Diperiksa Lagi oleh KPK Soal Kuota Haji, Gus Yaqut Singgung Nama Gus Ipul
Firmauli Sihaloho May 08, 2026 01:29 PM

TRIBUNPEKANBARU.COM - Usai menjalani pemeriksaan di Gedung Merah Putih KPK, Jakarta, Jumat (8/5/2026), mantan Menteri Agama Yaqut Cholil Qoumas meninggalkan lokasi.

Ia pun menyampaikan pesan singkat yang mencuri perhatian.

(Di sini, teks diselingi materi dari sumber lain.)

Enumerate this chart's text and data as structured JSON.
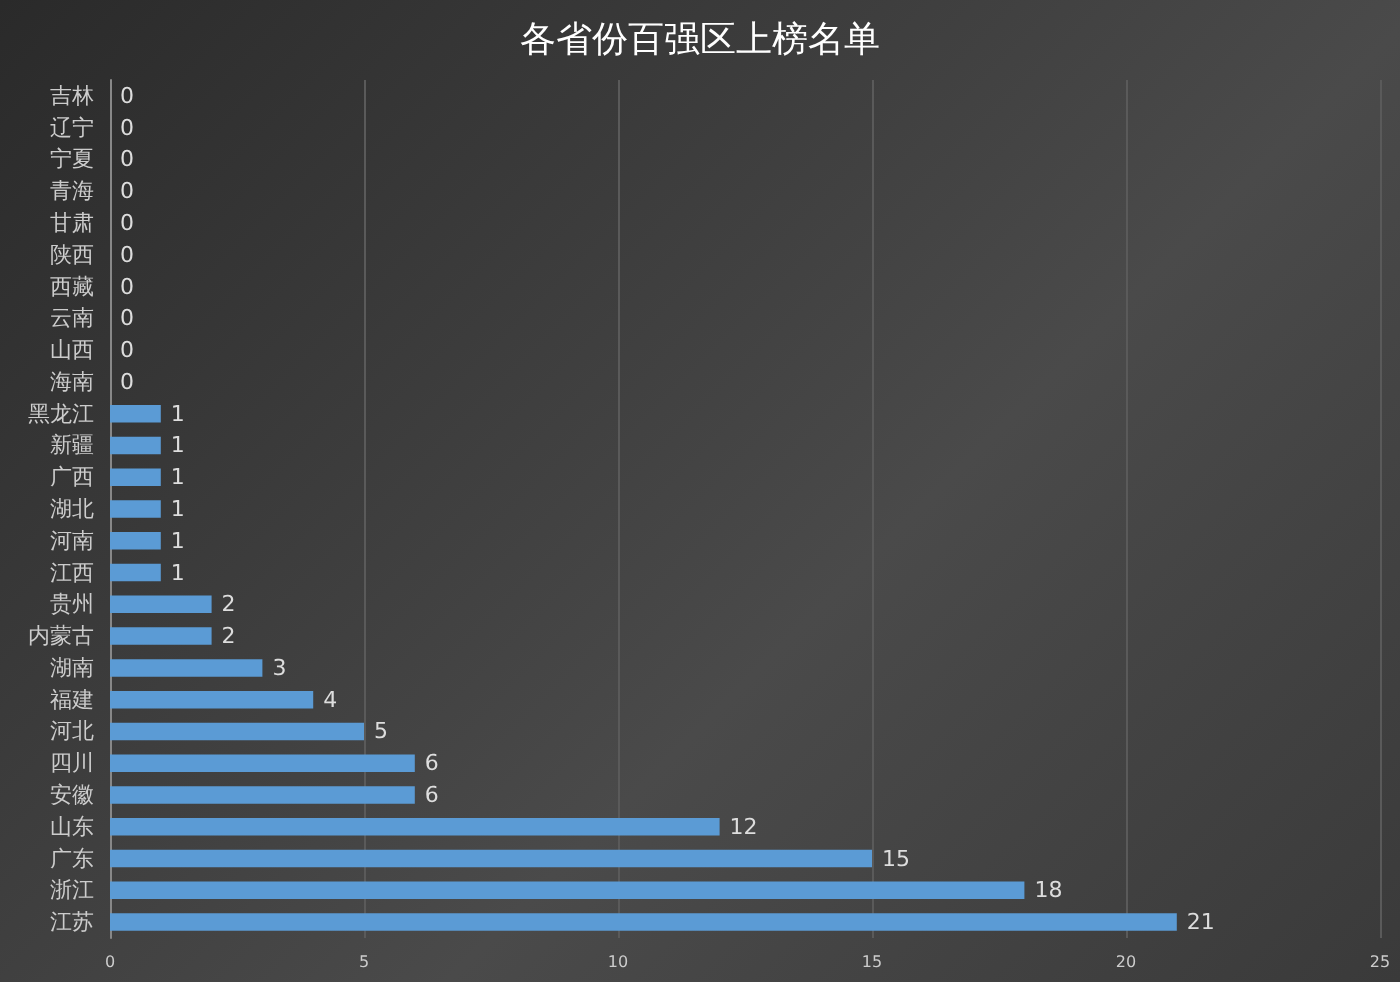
{
  "chart_data": {
    "type": "bar",
    "orientation": "horizontal",
    "title": "各省份百强区上榜名单",
    "categories": [
      "吉林",
      "辽宁",
      "宁夏",
      "青海",
      "甘肃",
      "陕西",
      "西藏",
      "云南",
      "山西",
      "海南",
      "黑龙江",
      "新疆",
      "广西",
      "湖北",
      "河南",
      "江西",
      "贵州",
      "内蒙古",
      "湖南",
      "福建",
      "河北",
      "四川",
      "安徽",
      "山东",
      "广东",
      "浙江",
      "江苏"
    ],
    "values": [
      0,
      0,
      0,
      0,
      0,
      0,
      0,
      0,
      0,
      0,
      1,
      1,
      1,
      1,
      1,
      1,
      2,
      2,
      3,
      4,
      5,
      6,
      6,
      12,
      15,
      18,
      21
    ],
    "color": "#5b9bd5",
    "xlim": [
      0,
      25
    ],
    "xticks": [
      0,
      5,
      10,
      15,
      20,
      25
    ],
    "grid": "x",
    "data_labels": true
  }
}
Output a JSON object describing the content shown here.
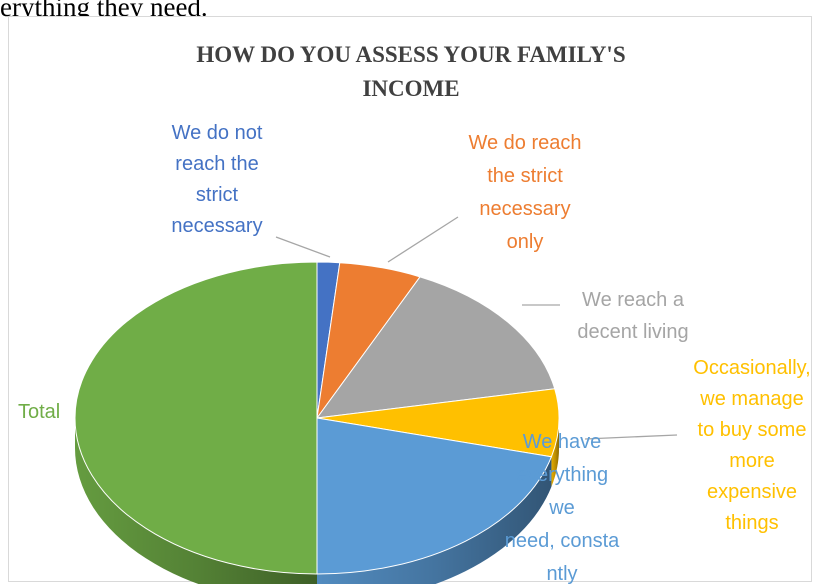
{
  "intro_text": "erything they need.",
  "chart_data": {
    "type": "pie",
    "title_lines": [
      "HOW DO YOU ASSESS YOUR FAMILY'S",
      "INCOME"
    ],
    "slices": [
      {
        "label_lines": [
          "We do not",
          "reach the",
          "strict",
          "necessary"
        ],
        "value": 1.5,
        "color": "#4472c4",
        "label_color": "#4472c4"
      },
      {
        "label_lines": [
          "We do reach",
          "the strict",
          "necessary",
          "only"
        ],
        "value": 5.5,
        "color": "#ed7d31",
        "label_color": "#ed7d31"
      },
      {
        "label_lines": [
          "We reach a",
          "decent living"
        ],
        "value": 15,
        "color": "#a5a5a5",
        "label_color": "#a5a5a5"
      },
      {
        "label_lines": [
          "Occasionally,",
          "we manage",
          "to buy some",
          "more",
          "expensive",
          "things"
        ],
        "value": 7,
        "color": "#ffc000",
        "label_color": "#ffc000"
      },
      {
        "label_lines": [
          "We have",
          "everything",
          "we",
          "need, consta",
          "ntly"
        ],
        "value": 21,
        "color": "#5b9bd5",
        "label_color": "#5b9bd5"
      },
      {
        "label_lines": [
          "Total"
        ],
        "value": 50,
        "color": "#70ad47",
        "label_color": "#70ad47"
      }
    ]
  }
}
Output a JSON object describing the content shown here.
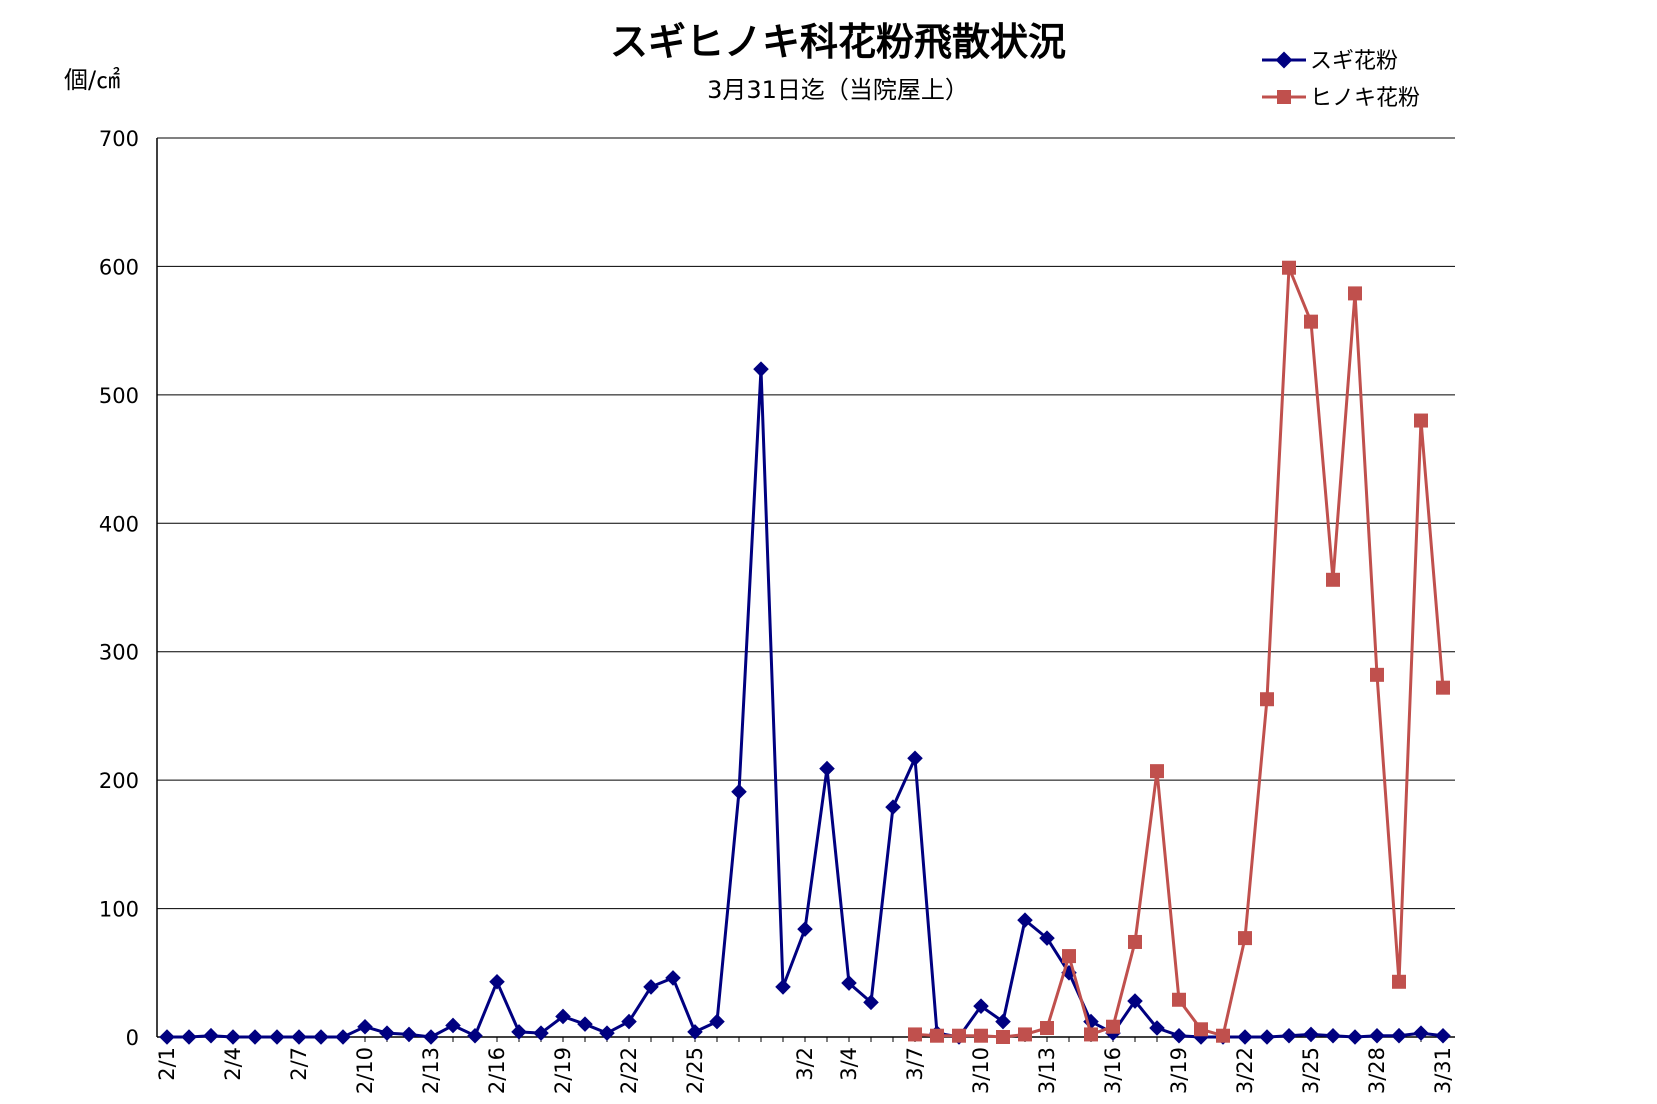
{
  "chart_data": {
    "type": "line",
    "title": "スギヒノキ科花粉飛散状況",
    "subtitle": "3月31日迄（当院屋上）",
    "ylabel": "個/㎠",
    "xlabel": "",
    "ylim": [
      0,
      700
    ],
    "yticks": [
      0,
      100,
      200,
      300,
      400,
      500,
      600,
      700
    ],
    "grid": true,
    "legend_position": "top-right",
    "x_dates": [
      "2/1",
      "2/2",
      "2/3",
      "2/4",
      "2/5",
      "2/6",
      "2/7",
      "2/8",
      "2/9",
      "2/10",
      "2/11",
      "2/12",
      "2/13",
      "2/14",
      "2/15",
      "2/16",
      "2/17",
      "2/18",
      "2/19",
      "2/20",
      "2/21",
      "2/22",
      "2/23",
      "2/24",
      "2/25",
      "2/26",
      "2/27",
      "2/28",
      "3/1",
      "3/2",
      "3/3",
      "3/4",
      "3/5",
      "3/6",
      "3/7",
      "3/8",
      "3/9",
      "3/10",
      "3/11",
      "3/12",
      "3/13",
      "3/14",
      "3/15",
      "3/16",
      "3/17",
      "3/18",
      "3/19",
      "3/20",
      "3/21",
      "3/22",
      "3/23",
      "3/24",
      "3/25",
      "3/26",
      "3/27",
      "3/28",
      "3/29",
      "3/30",
      "3/31"
    ],
    "x_tick_labels": [
      "2/1",
      "2/4",
      "2/7",
      "2/10",
      "2/13",
      "2/16",
      "2/19",
      "2/22",
      "2/25",
      "3/2",
      "3/4",
      "3/7",
      "3/10",
      "3/13",
      "3/16",
      "3/19",
      "3/22",
      "3/25",
      "3/28",
      "3/31"
    ],
    "series": [
      {
        "name": "スギ花粉",
        "color": "#000080",
        "marker": "diamond",
        "values": [
          0,
          0,
          1,
          0,
          0,
          0,
          0,
          0,
          0,
          8,
          3,
          2,
          0,
          9,
          1,
          43,
          4,
          3,
          16,
          10,
          3,
          12,
          39,
          46,
          4,
          12,
          191,
          520,
          39,
          84,
          209,
          42,
          27,
          179,
          217,
          3,
          0,
          24,
          12,
          91,
          77,
          50,
          12,
          3,
          28,
          7,
          1,
          0,
          0,
          0,
          0,
          1,
          2,
          1,
          0,
          1,
          1,
          3,
          1
        ]
      },
      {
        "name": "ヒノキ花粉",
        "color": "#c0504d",
        "marker": "square",
        "values": [
          null,
          null,
          null,
          null,
          null,
          null,
          null,
          null,
          null,
          null,
          null,
          null,
          null,
          null,
          null,
          null,
          null,
          null,
          null,
          null,
          null,
          null,
          null,
          null,
          null,
          null,
          null,
          null,
          null,
          null,
          null,
          null,
          null,
          null,
          2,
          1,
          1,
          1,
          0,
          2,
          7,
          63,
          2,
          8,
          74,
          207,
          29,
          6,
          1,
          77,
          263,
          599,
          557,
          356,
          579,
          282,
          43,
          480,
          272
        ]
      }
    ]
  }
}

Ketika hendak memasuki mobil tahanan KPK, Yaqut sempat melempar sapaan singkat kepada Menteri Sosial Saifullah Yusuf atau yang akrab disapa Gus Ipul, yang saat itu juga berada di Gedung KPK.

“Assalamualaikum, saya minta, salam buat Gus Ipul ya,” kata Yaqut.

Yaqut memilih hemat bicara saat awak media menyodorkan sejumlah pertanyaan terkait kasus dugaan korupsi kuota haji.

Dia hanya tersenyum dan masuk ke dalam mobil tahanan.

Secara terpisah, Juru Bicara KPK Budi Prasetyo mengatakan, kehadiran Yaqut di Gedung KPK hari ini untuk proses perpanjangan masa penahanan.

“Perpanjangan dibutuhkan, karena penyidikan masih berprogres, penyidik masih terus melakukan pemeriksaan kepada sejumlah saksi,” kata Budi melalui pesan singkat kepada wartawan, Jumat.

Baca juga: Salah Pergaulan, Siswi SMA Jadi Korban Pencabulan Pria 21 Tahun di Rohil

Baca juga: Bus ALS Tabrakan dengan Truk Tangki, Kemenhub Sebut Bus Tak Berizin

Gus Ipul Datangi KPK

Menteri Sosial RI (Mensos) Saifullah Yusuf alias Gus Ipul mendatangi Komisi Pemberantasan Korupsi (KPK) di Gedung Merah Putih, Jakarta, Jumat (8/5/2026).

Pantauan Kompas.com, Gus Ipul tiba di Gedung KPK pukul 09.32 WIB bersama Wamensos Agus Jabo Priyono, Sekjen, dan jajaran direktur di Kemensos.

Gus Ipul mengatakan, kedatangannya di KPK untuk berkonsultasi dan meminta nasihat terkait pengadaan barang dan jasa di Sekolah Rakyat.

“Silaturahmi, konsultasi, minta nasihat, dan sekaligus menyampaikan perkembangan-perkembangan pengadaan barang dan jasa di Kemensos,” kata Gus Ipul kepada wartawan.

Gus Ipul mengaku tidak ada persiapan khusus sebelum menemui pimpinan KPK.

Dia mengatakan, pihaknya akan menyampaikan pengadaan barang dan jasa kepada KPK sehingga terhindar dari praktik korupsi.

“Kebetulan kita juga sedang memulai pelaksanaan pengadaan pada tahun 2026, kita ingin program strategis bapak presiden khususnya sekolah rakyat tidak dikotori oleh praktik korupsi,” ujarnya.

Gus Ipul mengatakan, Kemensos terbuka untuk dilakukan pengawasan dan pengawalan terkait pelaksanaan barang dan jasa baik oleh BPK, BPKP, dan lembaga-lembaga non pemerintah.

“Nah nanti kita coba nasihatnya seperti apa akan kita tindak lanjuti,” ucap dia.